Tumbuhan di hutan itu tak beda jauh dengan tumbuhan hutan tropis pada umumnya, seperti pohon-pohon berkayu keras, pakis, dan paku-pakuan. Sekitar 10 menit kemudian, jalan setapak habis dan motor segera menggelinding di atas pasir hitam. Di depan, lautan biru dengan ombaknya yang bergulungan dan tampak ganas terlihat jelas. “Selamat datang di Pantai Sancang,” aku memekik kegirangan di dalam hati.
Tapi ternyata, kami harus menghadapi satu muara sungai lagi untuk tiba di pemukiman nelayan Sancang. Muara yang ke dua ini ukurannya lebih kecil, dan setelah dicoba dijejak, ternyata dalamnya hanya sebetis orang dewasa. Tanpa ragu, kami melibas muara itu namun ternyata pasirnya sangat lembek, hampir saja aku terjatuh dari atas motor.
Pemukiman nelayan di Sancang hanya terdiri dari 3 buah rumah kayu semi permanen berukuran sedang tak jauh dari muara ke dua. Kukira, pemukiman ini didirikan para nelayan musiman untuk singgah sejenak di Sancang. Kami beramah-tamah sebentar dengan para nelayan dan menitipkan motor di sana. Petualangan pun dilanjutkan dengan berjalan kaki. Norman yang sudah siap dengan alat pancing seharga dua juta rupiahnya langsung mengira-ngira spot terbaik untuk memancing. Aku dan Adam memisahkan diri untuk menjelajahi pantai lebih jauh.

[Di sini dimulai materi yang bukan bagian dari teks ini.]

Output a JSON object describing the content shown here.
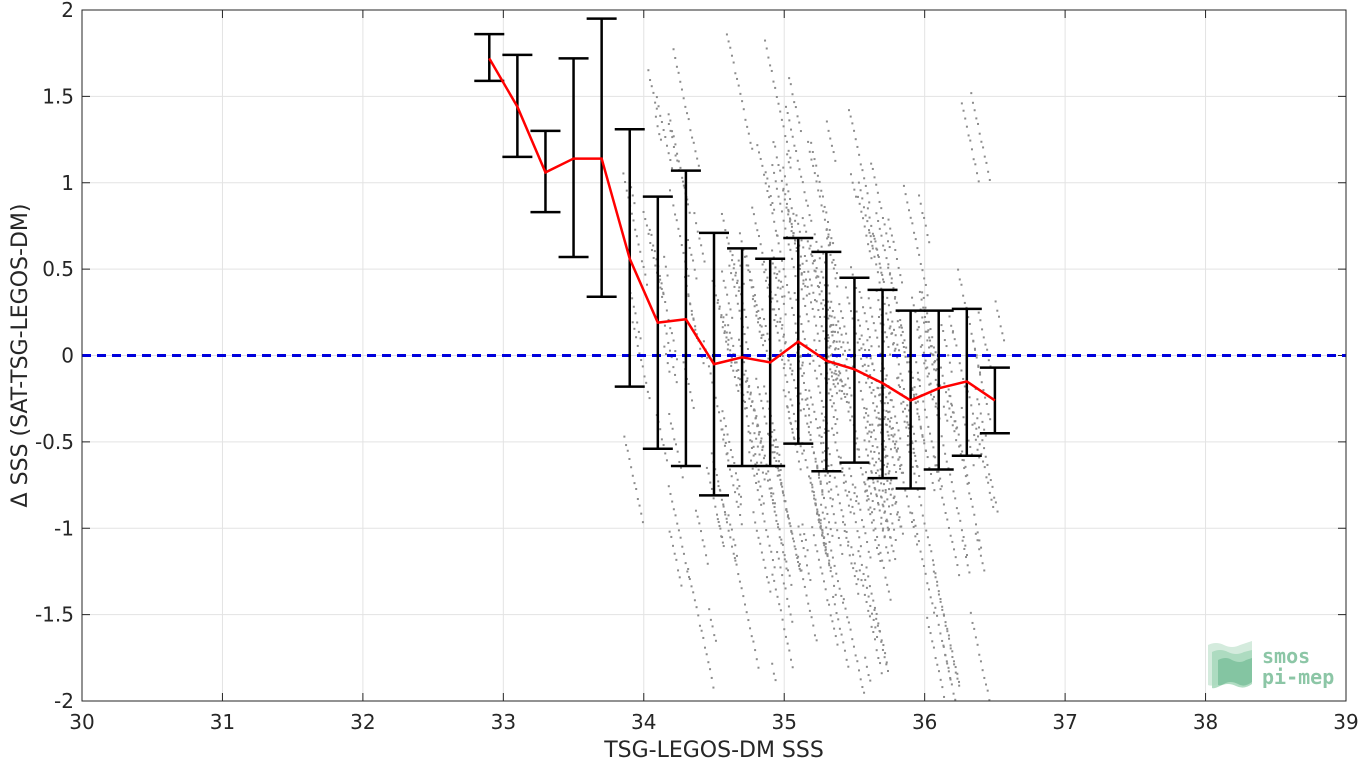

Sancang punya bentuk pantai yang unik. Terletak di Kecamatan Cibalong Kabupaten Garut, dan berbatasan langsung dengan Kabupaten Tasikmalaya. Jaraknya 90 Km dari Kota Garut, dan 180 Km dari Bandung. Luas kawasan konservasi Sancang mencakup hutan dan pantainya mencapai lebih dari 2000 Ha. Yang membedakan Pantai Sancang dengan pantai lain di selatan Jawa Barat ialah adanya hamparan beting sejauh kurang lebih 30 meter dari bibir pantai memisahkan lautan lepas, jadi ombak dari Samudera Indonesia tidak sampai ke pantai waktu laut sedang surut.
Beting dengan air jernih dan dangkal, padang lamun yang subur, terumbu karang dan koral-koral gosong sepanjang garis pantai Sancang bak kolam ikan air laut raksasa yang sangat menawan. Menyesal, pada waktu ke sana, satupun dari kami tidak ada yang membawa kacamata renang untuk menyaksikan keindahan bawah laut sancang.
Sisa arus pasang terlihat jelas di pasir, mahluk laut yang terperangkap di karang berenang-renang di sela-sela karang dan rumput laut yang bergoyang tenang mengikuti aliran air. Mahluk-mahluk kecil ini mungkin sedang menunggu kedatangan arus pasang pada malam hari untuk kembali ke laut lepas.
Sebelum berkunjung ke sana, aku sudah melihat rupa pantai ini dari program google earth. Di google earth memang terlihat, bentuk Pantai Sancang agak berbeda dibanding pantai lain di pesisir selatan Jawa Barat. Ada dangkalan luas antara laut lepas dengan garis pantai. Sejak melihat citra satelit Sancang via google earth, aku sudah bisa membayangkan keindahan alamnya.
Dan hari itu aku benar-benar ada di sana, menjejakan kaki dan menyaksikan langsung keindahan pantai ini. Apa yang kubayangkan sebelumnya ternyata jauh berbeda, lebih indah aslinya. Ini seperti impian yang jadi nyata.
Pantai Sancang langsung berbatasan dengan hutan lebat yang teduh. Di sana-sini terdapat sulur-sulur akar dan batang pohon berukuran besar yang menjorok ke arah pantai. Bahkan ada akar pohon yang membentuk terowongan kecil, sungguh cantik. Pasir di pantainya putih namun berbutiran kasar, pecahan kulit mollusca dan sisa-sisa tumbuhan yang mati mudah ditemukan. Umang berbagai bentuk, kepiting berkulit putih, merah, transparan berukuran seujung jari sampai sekepalan tangan membuyar berlarian seiring jelajah langkah kaki kami di sana.
Sancang menawarkan petualangan yang dahsyat. Meski harus menyeberangi muara dan menyusur sedikit ke dalam hutan, akses untuk mencapai Sancang tidaklah sulit, banyak bus antarkota yang sampai ke Pamengpeuk. Dari Pamengpeuk ada bus mini atau angkot yang lewat ke ara Cibalong, atau bisa juga sewa ojek dengan harga sepuluh ribu sampai lima belas ribu rupiah. Hal yang penting untuk dilakukan kalau ingin ke sana, apalagi dengan tujuan berkemah, ialah melapor ke jagawana setempat yang terletak di Kecamatan Cibalong.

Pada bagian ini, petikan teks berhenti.